Aubrey flinched. “What? No.”

“She doesn’t want to sit on the mantel in the knitting room. Let’s just … let’s just cut her loose. Right now.”

“That’s illegal,” Bitty said, though the tone of her voice suggested she wasn’t entirely against it.

“Everything’s illegal,” Meggie said.

“I don’t know about this.” Aubrey rubbed the back of her neck. “Mariah didn’t ask for a burial at sea—or at … river. Wouldn’t she have asked for that if it was what she wanted?”

“Maybe she didn’t care what happened to her body,” Bitty said. “Maybe she wanted to leave it up to you.”

“Right.” Meggie circled her ankle on the water’s surface. “Maybe she figured we need her body more than she does at this point.”

“I guess.”

Aubrey held out her hands for the urn. Meggie handed it over. When she and her sisters had been young, the Stitchery had been the thread that held them together. Everything that was good about it and everything that was bad was their common point of reference, the center of their world. But as they got older, the thing that should have bound them together in unity drove them apart. Bitty became embarrassed by the Stitchery, by magic, and she’d fled Tarrytown with the first rich guy who had offered her a ticket out. Meggie seemed ambivalent about magic but she, too, had left, bent on playing by her own rules and probably even breaking them just to prove she could. No one in the family had any idea what Meggie had actually been doing with herself for the past four years.

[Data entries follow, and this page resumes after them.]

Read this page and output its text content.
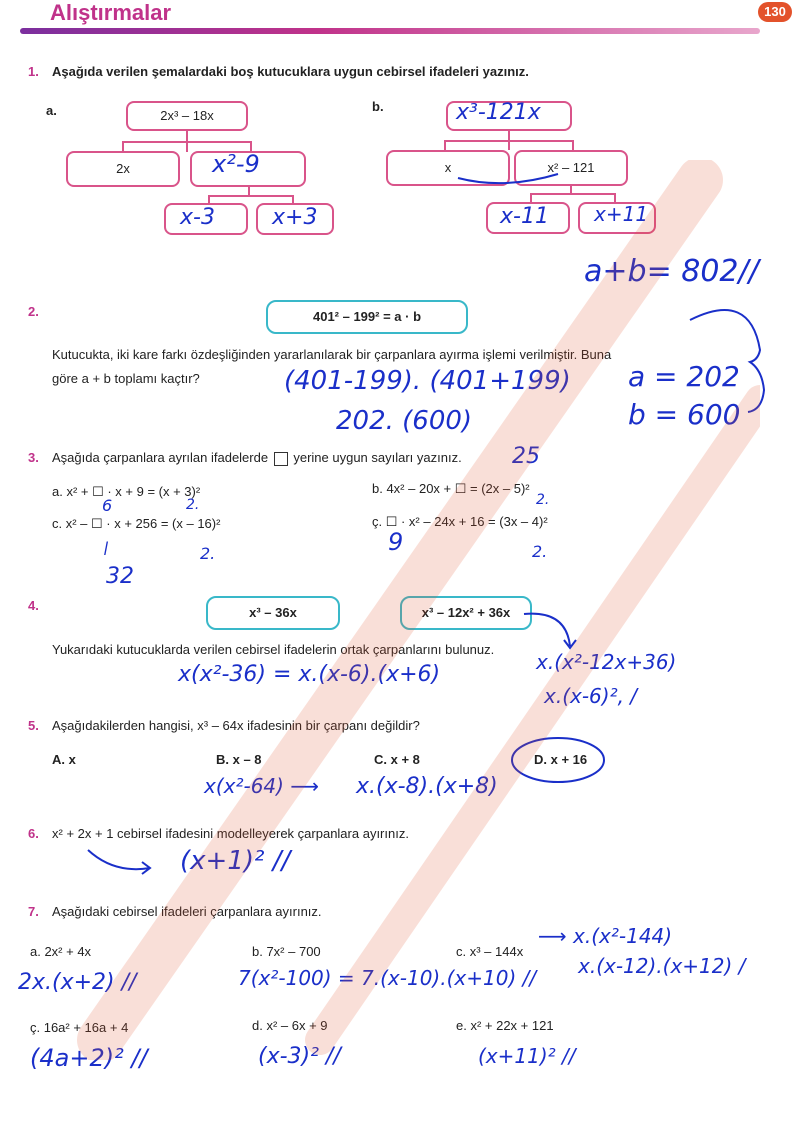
Alıştırmalar	130
1. Aşağıda verilen şemalardaki boş kutucuklara uygun cebirsel ifadeleri yazınız.
a.	b.
2x³ – 18x
2x	x²-9
x-3	x+3
x	x² – 121
x³-121x
x-11 x+11
a+b= 802//
2.	401² – 199² = a · b
Kutucukta, iki kare farkı özdeşliğinden yararlanılarak bir çarpanlara ayırma işlemi verilmiştir. Buna
göre a + b toplamı kaçtır?	(401-199). (401+199)
202. (600)
a = 202
b = 600
3. Aşağıda çarpanlara ayrılan ifadelerde yerine uygun sayıları yazınız. 25
a. x² + ☐ · x + 9 = (x + 3)²	b. 4x² – 20x + ☐ = (2x – 5)²
6	2.	2.
c. x² – ☐ · x + 256 = (x – 16)²	ç. ☐ · x² – 24x + 16 = (3x – 4)²
ǀ
32
2.	9	2.
4.	x³ – 36x	x³ – 12x² + 36x
Yukarıdaki kutucuklarda verilen cebirsel ifadelerin ortak çarpanlarını bulunuz.
x(x²-36) = x.(x-6).(x+6)	x.(x²-12x+36)
x.(x-6)², /
5. Aşağıdakilerden hangisi, x³ – 64x ifadesinin bir çarpanı değildir?
A. x	B. x – 8	C. x + 8	D. x + 16
x(x²-64) ⟶ x.(x-8).(x+8)
6. x² + 2x + 1 cebirsel ifadesini modelleyerek çarpanlara ayırınız.
(x+1)² //
7. Aşağıdaki cebirsel ifadeleri çarpanlara ayırınız.
a. 2x² + 4x	b. 7x² – 700	c. x³ – 144x
⟶ x.(x²-144)
x.(x-12).(x+12) /
2x.(x+2) //	7(x²-100) = 7.(x-10).(x+10) //
ç. 16a² + 16a + 4	d. x² – 6x + 9	e. x² + 22x + 121
(4a+2)² //	(x-3)² //	(x+11)² //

Aubrey shored up her courage, took in a deep breath of the cold river air. Her sisters were correct about one thing at least. Mariah did not want to spend the rest of eternity as a bibelot on the Stitchery mantel. “Okay,” Aubrey said. “You’re right.”

“I am?” Meggie said.

“Mariah wouldn’t like the idea of being a human tchotchke.”

“But she always loved the river,” Bitty said.

Aubrey pulled her feet from the water and stood on a smooth boulder. If she had to let Mariah go, she would at least do it with her sisters by her side. She walked carefully, stone by stone, as far as the rocky shoreline would take her. Her sisters followed.